Let's hope it's not on the five year plan.

NASA wants to send its 6-foot-tall, 290-pound humanoid robot R5 (which also goes by the more intimidating name "Valkyrie") to Mars and other extraterrestrial locations. The agency originally designed the R5 for search-and-rescue missions, though, so to prepare the machine for a future of exploration in harsh environments, it's sending two units to college. One will go to MIT, specifically to the Computer Science and Artificial Intelligence Laboratory (CSAIL), and the other to Northeastern University in Boston. The institutions were chosen from among the groups that joined DARPA's Robotics Challenge, and each will receive $250,000 per year for two years to finance their research.

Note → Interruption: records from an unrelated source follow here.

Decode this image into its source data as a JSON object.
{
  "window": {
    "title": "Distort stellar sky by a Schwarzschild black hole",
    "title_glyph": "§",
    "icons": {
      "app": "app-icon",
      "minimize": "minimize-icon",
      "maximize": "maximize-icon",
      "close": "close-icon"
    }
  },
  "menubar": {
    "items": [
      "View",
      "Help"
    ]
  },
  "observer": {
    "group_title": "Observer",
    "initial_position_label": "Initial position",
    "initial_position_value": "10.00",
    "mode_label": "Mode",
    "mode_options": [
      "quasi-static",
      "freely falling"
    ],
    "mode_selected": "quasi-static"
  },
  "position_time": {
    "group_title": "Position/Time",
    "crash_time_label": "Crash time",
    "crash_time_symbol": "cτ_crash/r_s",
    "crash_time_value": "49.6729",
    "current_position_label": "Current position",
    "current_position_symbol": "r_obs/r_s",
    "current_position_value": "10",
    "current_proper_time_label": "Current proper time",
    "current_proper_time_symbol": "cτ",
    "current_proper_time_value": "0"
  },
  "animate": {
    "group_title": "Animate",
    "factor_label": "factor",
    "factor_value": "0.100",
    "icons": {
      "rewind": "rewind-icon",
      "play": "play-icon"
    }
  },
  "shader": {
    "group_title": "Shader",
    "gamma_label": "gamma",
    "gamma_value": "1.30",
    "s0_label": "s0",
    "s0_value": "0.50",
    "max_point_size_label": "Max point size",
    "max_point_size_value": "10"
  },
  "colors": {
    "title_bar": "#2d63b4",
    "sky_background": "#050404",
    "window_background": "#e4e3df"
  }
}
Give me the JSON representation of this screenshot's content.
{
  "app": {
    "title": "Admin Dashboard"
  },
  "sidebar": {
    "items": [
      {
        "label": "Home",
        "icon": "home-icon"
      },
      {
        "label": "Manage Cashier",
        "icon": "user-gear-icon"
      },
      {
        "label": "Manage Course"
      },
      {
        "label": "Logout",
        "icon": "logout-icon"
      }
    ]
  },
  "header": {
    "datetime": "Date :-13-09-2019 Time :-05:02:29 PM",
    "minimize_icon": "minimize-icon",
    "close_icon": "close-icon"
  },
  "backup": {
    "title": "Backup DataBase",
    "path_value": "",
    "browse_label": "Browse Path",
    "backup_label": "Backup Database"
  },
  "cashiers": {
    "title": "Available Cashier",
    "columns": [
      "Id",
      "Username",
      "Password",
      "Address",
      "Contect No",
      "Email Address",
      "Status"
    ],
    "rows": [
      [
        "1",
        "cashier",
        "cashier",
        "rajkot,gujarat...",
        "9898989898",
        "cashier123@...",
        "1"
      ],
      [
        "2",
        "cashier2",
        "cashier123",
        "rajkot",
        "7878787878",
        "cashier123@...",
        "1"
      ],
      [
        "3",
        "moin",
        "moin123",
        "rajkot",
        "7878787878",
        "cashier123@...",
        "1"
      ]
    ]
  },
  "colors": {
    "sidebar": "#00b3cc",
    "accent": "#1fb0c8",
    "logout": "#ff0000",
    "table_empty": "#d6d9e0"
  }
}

The MIT CSAIL team's study is called "Robust Autonomy for Extreme Space Environments," while Northeastern's is entitled "Accessible Testing on Humanoid-Robot-R5 and Evaluation of NASA Administered (ATHENA) Space Robotics Challenge." Part of their work is to develop algorithms for the robot for NASA's upcoming Space Robotics Challenge, which aims to "create better software for dexterous humanoid robots used in space missions." The agency believes that in the future, it could send an army of R5s (along with other humanoid machines) to planets or moons to prepare for a human crew's arrival, to assist in various tasks when the crew arrives and to explore rough extraterrestrial terrains too dangerous for people.